Equity Bank of Kenya made profits of over Ksh12.8 billion in 2011 by providing loans at competitive interest rates to farmers who introduce environmental practices such as drip irrigation and water efficiency projects.
In addition to that, the bank’s customer base reached Ksh7.15 million in the same year, making it the largest bank by consumer base in sub-Saharan Africa.
A survey of sustainability experts and practitioners – conducted by UNEP, GlobeScan and SustinAbility in 2011 – examined the reasons why more businesses are not joining the race towards a green economy transition.
Results of the survey indicate that the majority of stakeholders perceived a disconnect between the stated political goals of sustainability and actual policies on the ground.
An overwhelming 88 per cent of respondents cited the long-standing problem of financial short-termism as the most important barrier for developing sustainability-focused business models; with some investors exploiting the rise in demand – driven by resource scarcity – to push prices up.
65 per cent of respondents cited inefficient regulatory regimes as key barrier; referring to regulations that inhibit change, combined with lack of regulation that encourages more sustainable practices.
Similarly, 65 per cent of those surveyed indicated that the low level of awareness of the sustainability imperative among business leaders was a significant barrier.
If more business leaders and executives developed better understanding of the risks and opportunities that issues such as human rights, climate change, and water scarcity represented to their business, the pace of the transition would significantly increase.
The lack of formal international standards represented another barrier.
International guidelines and standards such as the Global Reporting Initiative (GRI) and the ISO 26000 Social Responsibility Standards are being widely adopted by major corporations around the world, albeit on voluntary basis.
These leading businesses are now calling for mandatory social and environmental reporting to drive up performance and create fair market advantage.
The Way Forward: An Action Plan for Business
Experts recommend businesses to adopt a set of transformative actions to help drive the transition to the green economy by:
Driving policy change in support of responsible business investment.

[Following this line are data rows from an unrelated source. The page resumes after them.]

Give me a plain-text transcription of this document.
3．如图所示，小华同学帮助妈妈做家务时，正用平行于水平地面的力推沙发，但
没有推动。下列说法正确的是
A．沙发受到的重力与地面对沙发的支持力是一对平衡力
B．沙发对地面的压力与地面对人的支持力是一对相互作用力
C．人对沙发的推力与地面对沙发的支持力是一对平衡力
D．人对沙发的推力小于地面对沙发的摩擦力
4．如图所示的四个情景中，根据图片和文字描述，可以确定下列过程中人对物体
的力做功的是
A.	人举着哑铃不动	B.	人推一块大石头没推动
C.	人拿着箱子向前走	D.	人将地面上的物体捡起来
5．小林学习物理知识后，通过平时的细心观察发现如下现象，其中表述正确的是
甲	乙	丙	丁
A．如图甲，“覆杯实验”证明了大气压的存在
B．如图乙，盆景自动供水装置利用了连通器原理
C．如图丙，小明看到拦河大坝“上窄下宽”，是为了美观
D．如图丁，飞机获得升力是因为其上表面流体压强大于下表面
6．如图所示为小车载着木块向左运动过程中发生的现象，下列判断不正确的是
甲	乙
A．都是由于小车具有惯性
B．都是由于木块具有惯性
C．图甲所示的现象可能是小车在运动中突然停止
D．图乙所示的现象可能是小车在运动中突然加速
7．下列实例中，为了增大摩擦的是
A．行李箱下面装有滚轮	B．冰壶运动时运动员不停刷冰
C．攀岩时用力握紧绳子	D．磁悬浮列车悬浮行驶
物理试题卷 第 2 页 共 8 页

Encouraging stakeholder and employee engagement.
Establishing sustainability as a core governance issue on the board agenda and communicate its value to investors and consumers.
Enhancing resilience and business growth by adopting valuation techniques that go beyond monetary valuation to adequately capture the value of human, social and natural capital.

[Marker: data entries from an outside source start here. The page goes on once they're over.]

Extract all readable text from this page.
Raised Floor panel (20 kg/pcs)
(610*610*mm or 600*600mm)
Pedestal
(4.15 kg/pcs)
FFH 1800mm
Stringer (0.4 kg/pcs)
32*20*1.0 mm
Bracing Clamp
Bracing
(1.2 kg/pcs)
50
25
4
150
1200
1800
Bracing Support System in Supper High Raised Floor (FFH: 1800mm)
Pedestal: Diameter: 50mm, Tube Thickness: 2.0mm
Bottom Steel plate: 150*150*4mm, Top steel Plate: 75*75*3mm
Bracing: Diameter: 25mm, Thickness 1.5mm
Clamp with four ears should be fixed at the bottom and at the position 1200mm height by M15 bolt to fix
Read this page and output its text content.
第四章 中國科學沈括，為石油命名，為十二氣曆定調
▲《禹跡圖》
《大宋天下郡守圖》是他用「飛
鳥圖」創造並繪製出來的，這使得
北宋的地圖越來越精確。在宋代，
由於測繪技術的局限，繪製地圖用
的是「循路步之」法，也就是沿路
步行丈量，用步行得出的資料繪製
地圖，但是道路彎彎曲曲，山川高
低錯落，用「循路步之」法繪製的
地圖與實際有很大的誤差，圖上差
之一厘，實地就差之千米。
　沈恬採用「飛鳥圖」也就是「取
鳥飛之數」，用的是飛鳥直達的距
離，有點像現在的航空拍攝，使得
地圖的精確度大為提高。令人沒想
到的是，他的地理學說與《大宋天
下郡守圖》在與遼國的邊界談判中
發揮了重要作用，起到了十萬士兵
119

Creating incentives and mechanisms to embed sustainability within the company’s culture.
According to the report, the successful transition to the green economy over the long term will require new skills, diverse collaborations, continuous innovation, investment s with uncertain return and a change in market values.
Companies, like governments, will need to choose wisely if they are to capitalize on the opportunities ahead.
The gathering of leaders from government, business and civil society at the Rio+20 UN Conference on Sustainable Development presents a historic opportunity to accelerate the transition to a Green Economy. While public policy is an essential ingredient in making the Green Economy a reality, it is the actions of the private sector that will ultimately determine the pace and shape of the transition.